Restes incinérés, objets brûlés et textile avec fils d’or doivent aider les archéologues à mieux comprendre le défunt et son rituel funéraire.

Illustration du mausolée de Saint-Romain-en-Gal

Sous la terre de Saint-Romain-en-Gal, le mausolée découvert en 2025 commence à livrer les traces du défunt qu’il abritait. La campagne de fouilles 2026 a atteint dans sa chambre funéraire les restes incinérés d’un adulte, accompagnés de vaisselle, de balsamaires, d’éléments en os travaillé et de fragments de textile avec des fils d’or. Une partie de ces objets porte elle aussi les traces du feu.

Le contraste est saisissant. Le monument, construit autour de 50 après J.-C., possédait un espace intérieur d’environ 15 mètres de diamètre et devait dépasser six mètres de hauteur. Sa forme rappelle les grands tombeaux à tumulus de l’aristocratie romaine, jusqu’au mausolée d’Auguste à Rome.
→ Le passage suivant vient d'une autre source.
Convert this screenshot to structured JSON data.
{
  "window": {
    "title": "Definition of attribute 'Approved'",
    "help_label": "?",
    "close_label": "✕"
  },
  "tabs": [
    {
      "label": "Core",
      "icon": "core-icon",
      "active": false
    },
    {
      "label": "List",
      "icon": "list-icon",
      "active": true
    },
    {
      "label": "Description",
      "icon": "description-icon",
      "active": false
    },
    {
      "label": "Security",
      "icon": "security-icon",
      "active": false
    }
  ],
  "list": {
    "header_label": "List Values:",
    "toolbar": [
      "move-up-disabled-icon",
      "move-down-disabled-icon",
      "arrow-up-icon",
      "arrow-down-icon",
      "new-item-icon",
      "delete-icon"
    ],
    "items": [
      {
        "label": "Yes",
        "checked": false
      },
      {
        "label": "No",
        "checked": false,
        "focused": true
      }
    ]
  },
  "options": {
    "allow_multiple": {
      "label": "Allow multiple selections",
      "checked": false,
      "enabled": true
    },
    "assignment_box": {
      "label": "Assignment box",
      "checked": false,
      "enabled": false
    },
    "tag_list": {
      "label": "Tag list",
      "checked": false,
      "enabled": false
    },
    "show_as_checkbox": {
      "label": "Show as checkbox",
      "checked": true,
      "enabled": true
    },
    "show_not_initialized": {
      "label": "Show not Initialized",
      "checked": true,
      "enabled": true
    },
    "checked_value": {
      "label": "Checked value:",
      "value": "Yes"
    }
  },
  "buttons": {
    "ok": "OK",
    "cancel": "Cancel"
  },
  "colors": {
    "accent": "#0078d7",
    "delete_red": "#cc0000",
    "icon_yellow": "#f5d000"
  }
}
Mais pour comprendre aujourd’hui celui ou celle qui y fut incinéré, les archéologues travaillent sur des indices autrement plus petits : quelques os, du bois brûlé, d’éventuels restes végétaux, des objets et des fibres textiles.
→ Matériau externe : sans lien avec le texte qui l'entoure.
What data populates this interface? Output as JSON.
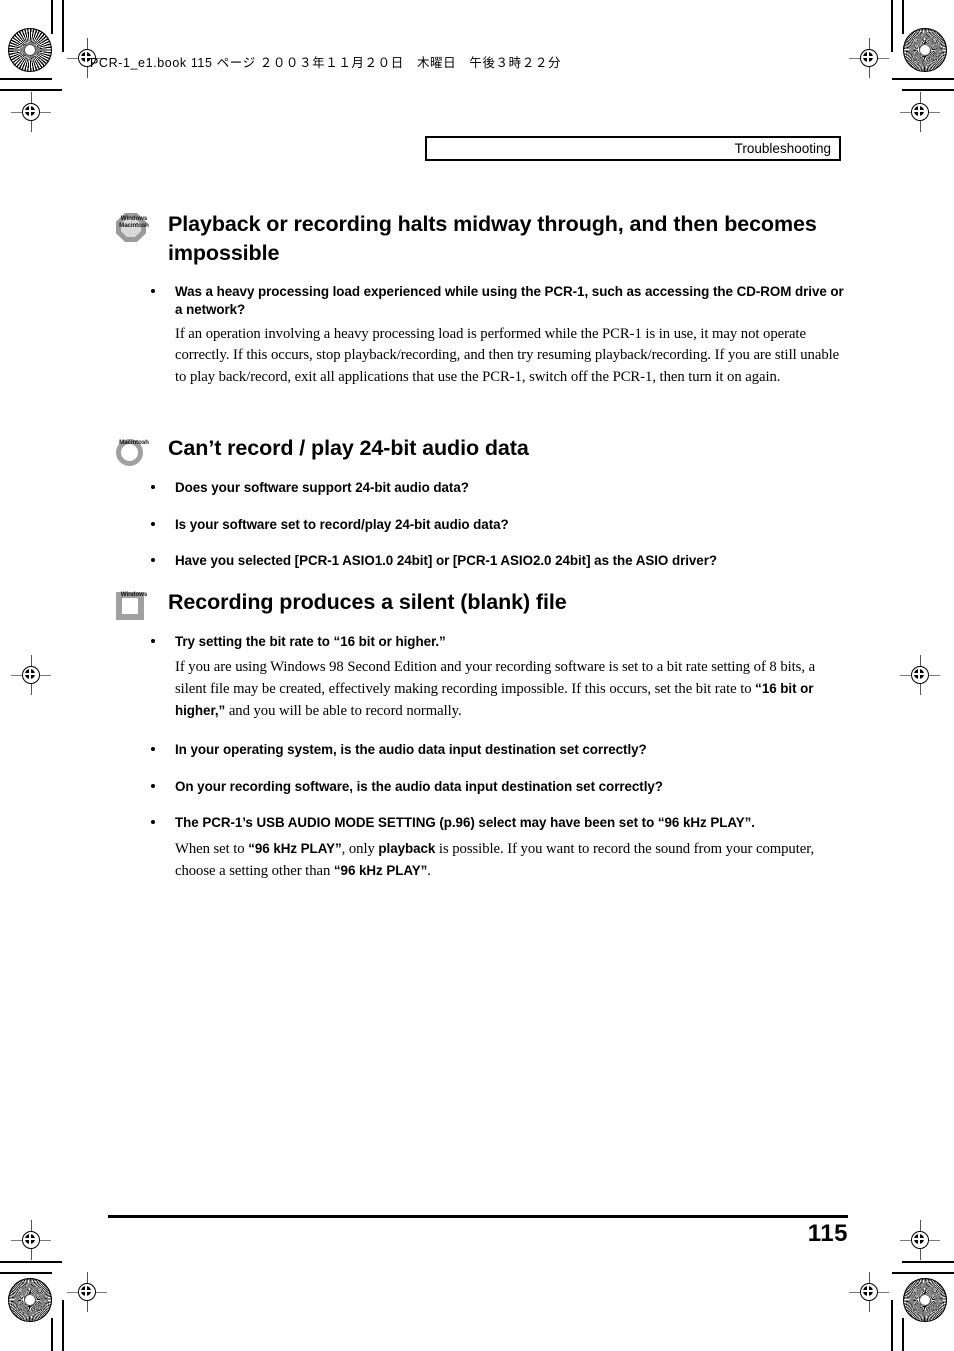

C’est désormais le travail engagé par l’équipe dirigée notamment par Giulia Ciucci, responsable scientifique du site archéologique de Saint-Romain-en-Gal, et Corinne Rousse, d’Aix-Marseille Université. L’étude des os doit apporter des informations sur le défunt. Celle des charbons peut identifier le bois utilisé sur le bûcher, tandis que les restes végétaux, le mobilier et les textiles feront l’objet d’analyses spécialisées. Les fils d’or attirent forcément l’œil, mais leur intérêt tient surtout au contexte qu’ils peuvent contribuer à restituer. L’identité et le statut précis de la personne incinérée restent inconnus.

Le mausolée lui-même avait surgi là où les chercheurs ne l’attendaient pas. Les fouilles de 2025 cherchaient à retrouver le contexte d’origine de la mosaïque des Saisons, découverte à Saint-Romain-en-Gal en 1890 et restaurée avant son retour temporaire sur le site. Elles ont rencontré à la place ce grand monument funéraire, ajoutant une pièce inattendue à la connaissance de la rive droite de la Vienna antique, célèbre pour ses riches demeures, ses thermes et ses activités commerciales.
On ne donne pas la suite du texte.